Saturday, 11 July 2015

Day eighteen (Thursday) Saint Dizier to Chalon-en-champagne 82km 5 hours 20 mins

Cakes: 2 x croissant each; 1 x pain au chocolat each; 1 chausson aux pommes (shared); 1 x eclaire each; Coffee 1 x each

We had a bit of a chat about the nature of perfection and excellence today, especially around the notion of perfection as something that is subjective and fleeting - something that, in that moment, for a specific person, could not be improved upon - although John felt perfection was something where a line is drawn in the temporal sand that could not be improved upon going forward. Excellence on the other hand, we both felt there was an element of agreement around what factors comprise excellence, as well as comparison between things or skills.

This is a really long way of saying that, while yesterday's cycling was verging on excellent for both of us yesterday (although some factors were missing), some elements were (for me) were perfection. Today, however, if asked, I'd say there were moments of perfection (the reflection of the wild flowers in a still moment by the canal for instance), whereas the cycling was distinctly mixed.

For the first 20km we headed alongside the canal - which was perfectly straight...and directly into quite a brisk head wind. We passed the air base and watched a couple of jets take off (quickly and noisily); we avoided the folks walking their dogs and commuting cyclists; and we pushed into the wind.

A couple of highlights for the day included cycling past a tiny potages (veggie garden...more to follow on this subject soon), and cycling into a village that, apart from the cars, looked as though it had been transported intact from the 15th century.

Once we reached Vitres the cycle path abruptly stopped and dumped us in the middle of quite an industrial landscape (chemical industry), with large graffiti-ed apartment blocks, and a distinctly down-at-heel feel to the place.

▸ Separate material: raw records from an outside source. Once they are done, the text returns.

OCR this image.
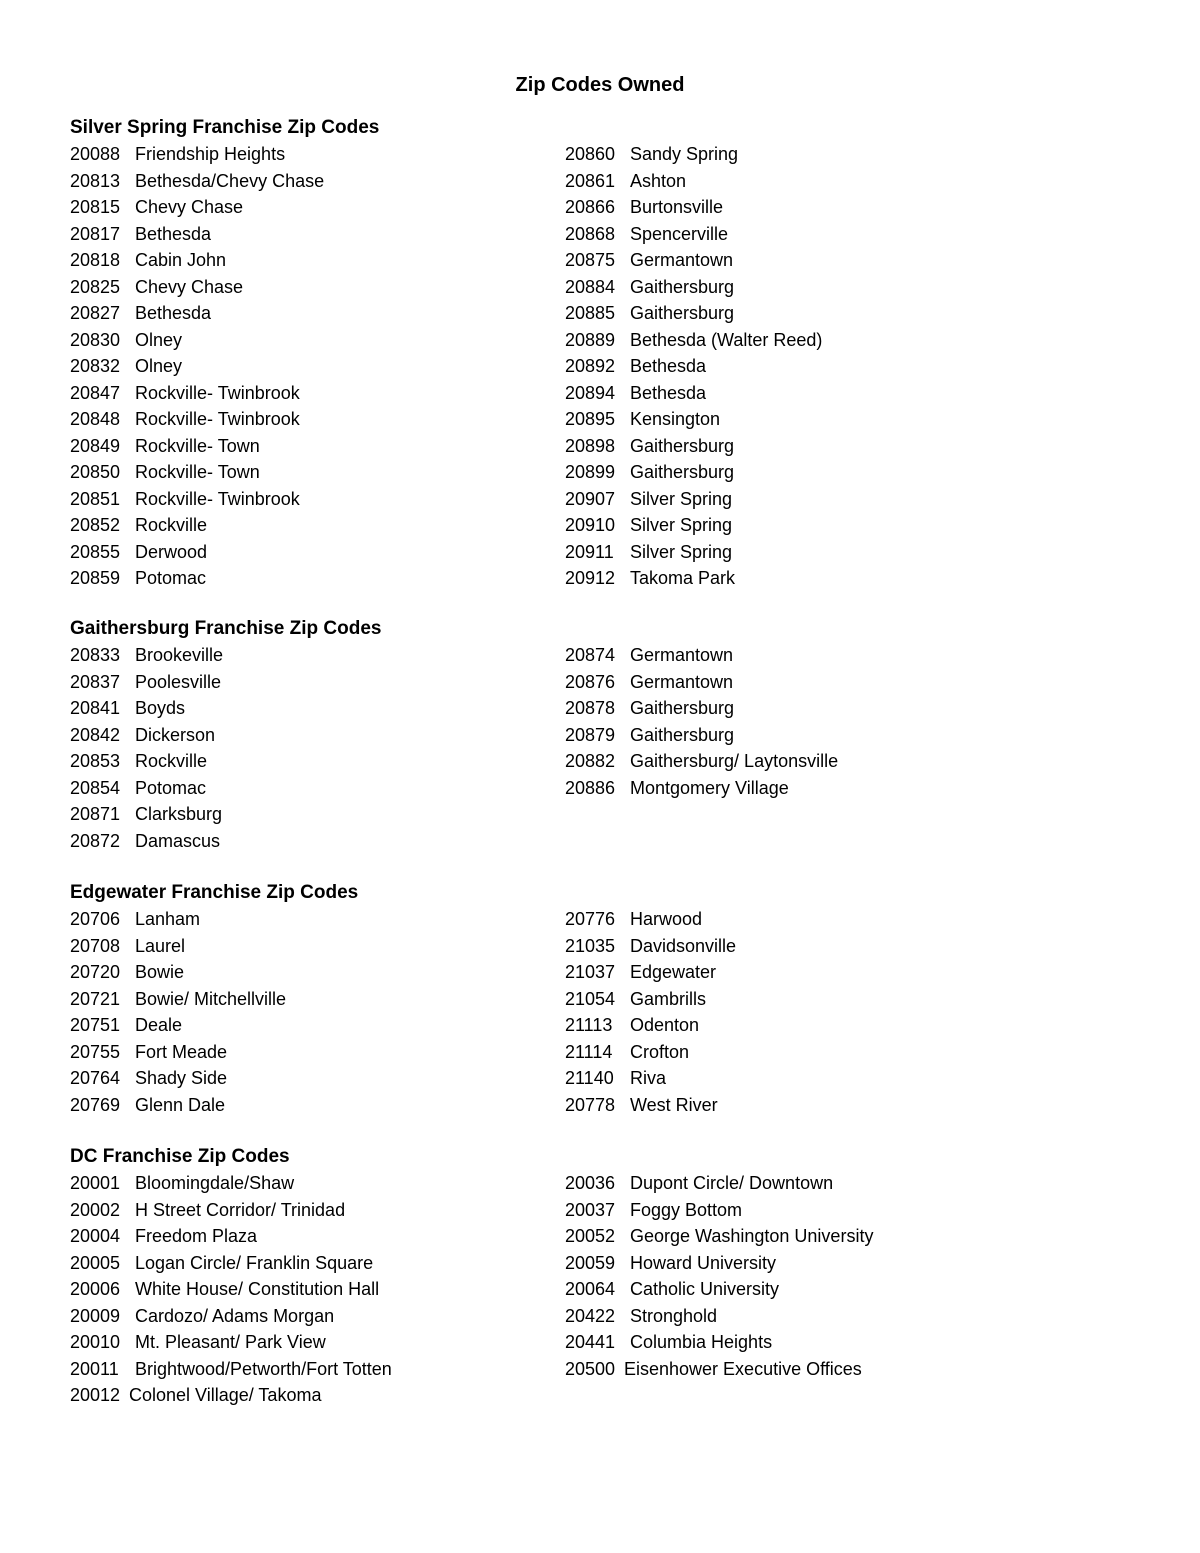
Zip Codes Owned
Silver Spring Franchise Zip Codes
20088 Friendship Heights
20813 Bethesda/Chevy Chase
20815 Chevy Chase
20817 Bethesda
20818 Cabin John
20825 Chevy Chase
20827 Bethesda
20830 Olney
20832 Olney
20847 Rockville- Twinbrook
20848 Rockville- Twinbrook
20849 Rockville- Town
20850 Rockville- Town
20851 Rockville- Twinbrook
20852 Rockville
20855 Derwood
20859 Potomac
20860 Sandy Spring
20861 Ashton
20866 Burtonsville
20868 Spencerville
20875 Germantown
20884 Gaithersburg
20885 Gaithersburg
20889 Bethesda (Walter Reed)
20892 Bethesda
20894 Bethesda
20895 Kensington
20898 Gaithersburg
20899 Gaithersburg
20907 Silver Spring
20910 Silver Spring
20911 Silver Spring
20912 Takoma Park
Gaithersburg Franchise Zip Codes
20833 Brookeville
20837 Poolesville
20841 Boyds
20842 Dickerson
20853 Rockville
20854 Potomac
20871 Clarksburg
20872 Damascus
20874 Germantown
20876 Germantown
20878 Gaithersburg
20879 Gaithersburg
20882 Gaithersburg/ Laytonsville
20886 Montgomery Village
Edgewater Franchise Zip Codes
20706 Lanham
20708 Laurel
20720 Bowie
20721 Bowie/ Mitchellville
20751 Deale
20755 Fort Meade
20764 Shady Side
20769 Glenn Dale
20776 Harwood
21035 Davidsonville
21037 Edgewater
21054 Gambrills
21113 Odenton
21114 Crofton
21140 Riva
20778 West River
DC Franchise Zip Codes
20001 Bloomingdale/Shaw
20002 H Street Corridor/ Trinidad
20004 Freedom Plaza
20005 Logan Circle/ Franklin Square
20006 White House/ Constitution Hall
20009 Cardozo/ Adams Morgan
20010 Mt. Pleasant/ Park View
20011 Brightwood/Petworth/Fort Totten
20012 Colonel Village/ Takoma
20036 Dupont Circle/ Downtown
20037 Foggy Bottom
20052 George Washington University
20059 Howard University
20064 Catholic University
20422 Stronghold
20441 Columbia Heights
20500 Eisenhower Executive Offices
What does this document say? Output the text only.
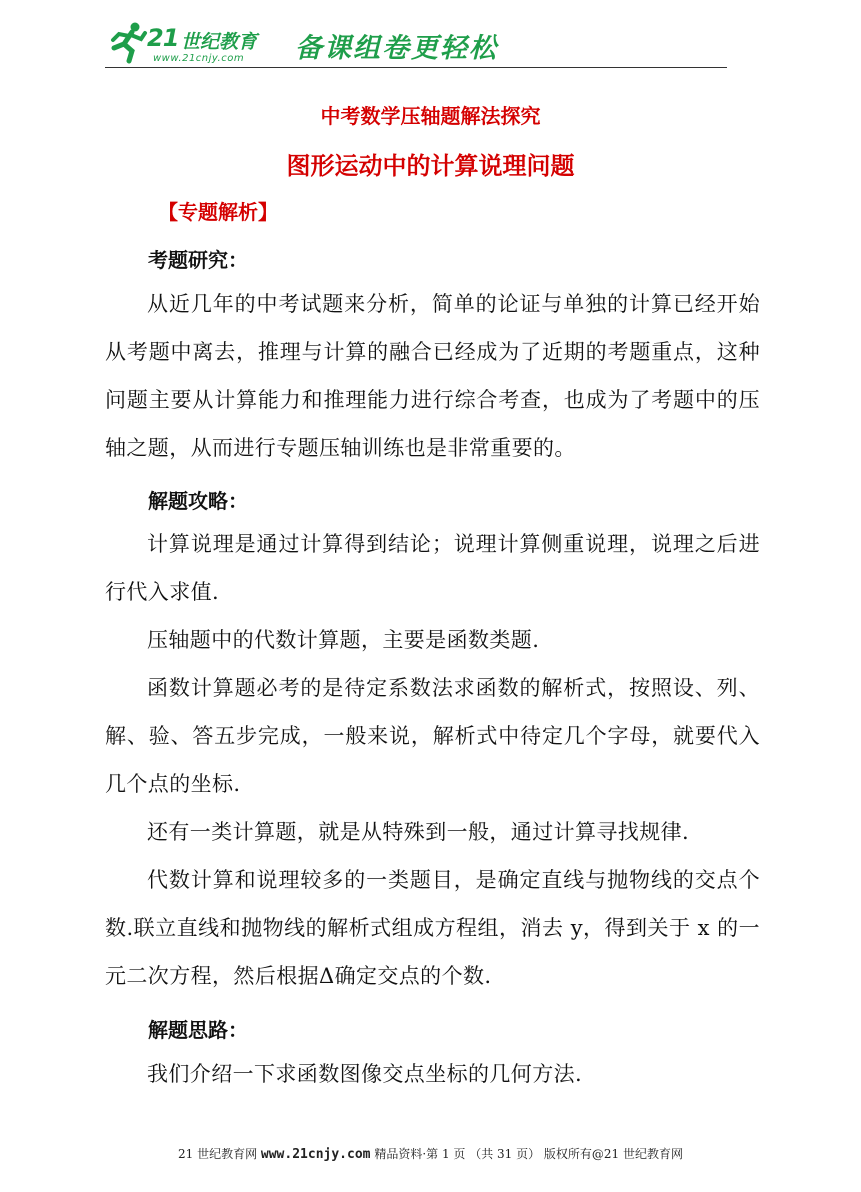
21 世纪教育
www.21cnjy.com 备课组卷更轻松
中考数学压轴题解法探究
图形运动中的计算说理问题
【专题解析】
考题研究：
从近几年的中考试题来分析，简单的论证与单独的计算已经开始从考题中离去，推理与计算的融合已经成为了近期的考题重点，这种问题主要从计算能力和推理能力进行综合考查，也成为了考题中的压轴之题，从而进行专题压轴训练也是非常重要的。
解题攻略：
计算说理是通过计算得到结论；说理计算侧重说理，说理之后进行代入求值.
压轴题中的代数计算题，主要是函数类题.
函数计算题必考的是待定系数法求函数的解析式，按照设、列、解、验、答五步完成，一般来说，解析式中待定几个字母，就要代入几个点的坐标.
还有一类计算题，就是从特殊到一般，通过计算寻找规律.
代数计算和说理较多的一类题目，是确定直线与抛物线的交点个数.联立直线和抛物线的解析式组成方程组，消去 y，得到关于 x 的一元二次方程，然后根据Δ确定交点的个数.
解题思路：
我们介绍一下求函数图像交点坐标的几何方法.
21 世纪教育网 www.21cnjy.com 精品资料·第 1 页 （共 31 页） 版权所有@21 世纪教育网
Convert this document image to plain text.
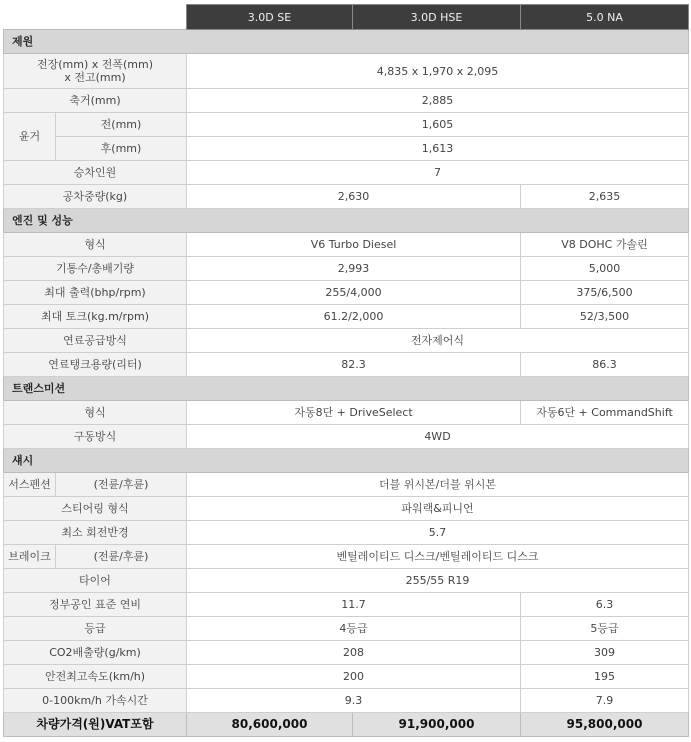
		3.0D SE	3.0D HSE	5.0 NA
제원				

전장(mm) x 전폭(mm)
x 전고(mm)		4,835 x 1,970 x 2,095		
축거(mm)		2,885		
윤거	전(mm)	1,605		
	후(mm)	1,613		
승차인원		7		
공차중량(kg)		2,630		2,635
엔진 및 성능				
형식		V6 Turbo Diesel		V8 DOHC 가솔린
기통수/총배기량		2,993		5,000
최대 출력(bhp/rpm)		255/4,000		375/6,500
최대 토크(kg.m/rpm)		61.2/2,000		52/3,500
연료공급방식		전자제어식		
연료탱크용량(리터)		82.3		86.3
트랜스미션				
형식		자동8단 + DriveSelect		자동6단 + CommandShift
구동방식		4WD		
섀시				
서스펜션	(전륜/후륜)	더블 위시본/더블 위시본		
스티어링 형식		파워랙&피니언		
최소 회전반경		5.7		
브레이크	(전륜/후륜)	벤틸레이티드 디스크/벤틸레이티드 디스크		
타이어		255/55 R19		
정부공인 표준 연비		11.7		6.3
등급		4등급		5등급
CO2배출량(g/km)		208		309
안전최고속도(km/h)		200		195
0-100km/h 가속시간		9.3		7.9
차량가격(원)VAT포함		80,600,000	91,900,000	95,800,000
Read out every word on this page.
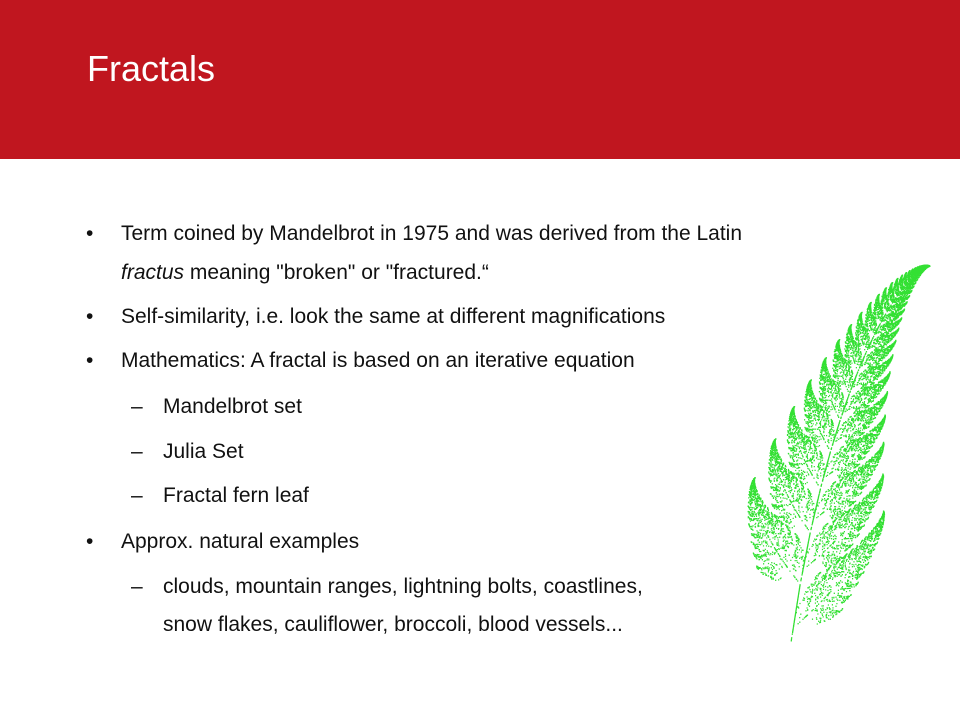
Fractals
• Term coined by Mandelbrot in 1975 and was derived from the Latin
fractus meaning "broken" or "fractured.“
• Self-similarity, i.e. look the same at different magnifications
• Mathematics: A fractal is based on an iterative equation
– Mandelbrot set
– Julia Set
– Fractal fern leaf
• Approx. natural examples
– clouds, mountain ranges, lightning bolts, coastlines,
snow flakes, cauliflower, broccoli, blood vessels...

We made our way through the town and on to Chaumont along a really busy main road for the first couple of kilometres but then dropping onto the D52, where we stopped for eclaire.

We found a path that followed the canal again but the surface varied from lovely smooth tar seal, to pot holes with strips of tar seal sort of visible, to gravel path, to beaten earth (both with potholes). The surfaces where what John called 'interactive'! Made for a long 80 kilometers.

All the more grateful, however, we rolled into Chaumont, found the campsite, set up camp and then headed back into the town...which is glorious!! Jaw-dropping. We've decided to take an extra day here to explore the many layers of history (and cakes). Can't wait.